The same procedure as every year?

Mehr Sport, weniger Alkohol, dafür gesünder essen und vor allem das Rauchen aufgeben. Typisch für die alljährlichen guten Vorsätze oder?

Ich muss gestehen, ich halte nicht viel davon, da ich sie eh spätestens im März vergessen habe. Deshalb habe ich mir einfache Ziele gesetzt. Diese sind: an Geburtstage denken (und eben auch anrufen), den Fernseher hin und wieder ausschalten (und mehr lesen), regelmäßig mit Freunden was unternehmen (Kino oder was gesundes (Ha!!!) kochen) und die Oma öfter mal anrufen.

Mein Tipp für alle die, die das Jahr positiv beginnen möchten: lieber wenige, aber konkrete Vorsätze fassen. Und nicht (obwohl meist nach Weihnachten und Silvester zutreffend KEINE Süßigkeiten oder NIE WIEDER Alkohol – das klappt eh nicht. Besser ist es, die kleinen Sünden gleich auszugleichen: „Wenn ich ‚XXX’ (Pizza esse und Rotwein trinke), werde ich am nächsten Tag ‚XXX’ (einen Salat essen)“.

Bei einer Freundin von mir hilft eine Art Jokerdenken: „Ich werde nachmittags statt Kuchen lieber Obst / Gemüse essen (Ausnahmen wird es aber geben)“. Mir persönlich helfen Regelmäßigkeiten und feste Termine ganz gut. So gehe ich jeden Montag mit meiner Freundin Kathrin ins Fitness-Studio und jeden Mittwoch mit meinem Freund zum tanzen.
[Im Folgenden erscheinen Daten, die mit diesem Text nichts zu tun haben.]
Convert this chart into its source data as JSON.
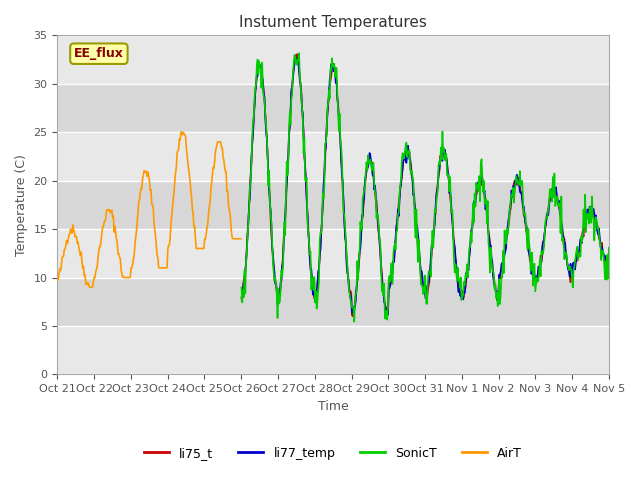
{
  "title": "Instument Temperatures",
  "xlabel": "Time",
  "ylabel": "Temperature (C)",
  "ylim": [
    0,
    35
  ],
  "annotation": "EE_flux",
  "background_color": "#ffffff",
  "plot_bg_color": "#e8e8e8",
  "grid_color": "#ffffff",
  "colors": {
    "li75_t": "#cc0000",
    "li77_temp": "#0000cc",
    "SonicT": "#00cc00",
    "AirT": "#ff9900"
  },
  "xtick_labels": [
    "Oct 21",
    "Oct 22",
    "Oct 23",
    "Oct 24",
    "Oct 25",
    "Oct 26",
    "Oct 27",
    "Oct 28",
    "Oct 29",
    "Oct 30",
    "Oct 31",
    "Nov 1",
    "Nov 2",
    "Nov 3",
    "Nov 4",
    "Nov 5"
  ],
  "legend_labels": [
    "li75_t",
    "li77_temp",
    "SonicT",
    "AirT"
  ]
}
Wie sieht es bei Euch aus, welche Vorsätze wurden für 2007 gefasst und welche Tipps helfen wirklich?


2 Kommentare

  1. Weniger essen, weniger Alkohol, mehr Sport und aufhören zu rauchen… Und dabei wissen wir doch alle, wie dass unser “schwaches Fleich trotz willigem Geist” das nicht lang durchsteht. Warum also nicht einfach mal was ganz anderes probieren? Die Financial Times Deutschland empfiehlt dazu ein kleines Buch:

    “Einfach die Welt verändern im Job”

    … Ohne messianischen Eifer werden von der “We are what we do”-Bewegung 50 Ideen vorgestellt, die während des Arbeitstages umgesetzt werden können – also 50 gute Vorsätze. Einige davon sind durchaus ambitioniert, andere sind mehr als umsetzbar: “Merk dir die Namen der Leute!” oder ” Verteile mehr Lob!”. Das klingt als Ziel ebenso erreichbar wie die Aufforderungen “Benutze deinen Stift, bis er leer ist” oder “Zieh dein Ladegerät aus der Steckdose”. No problem! Wenn das schon reicht, um ein besserer Mensch zu werden …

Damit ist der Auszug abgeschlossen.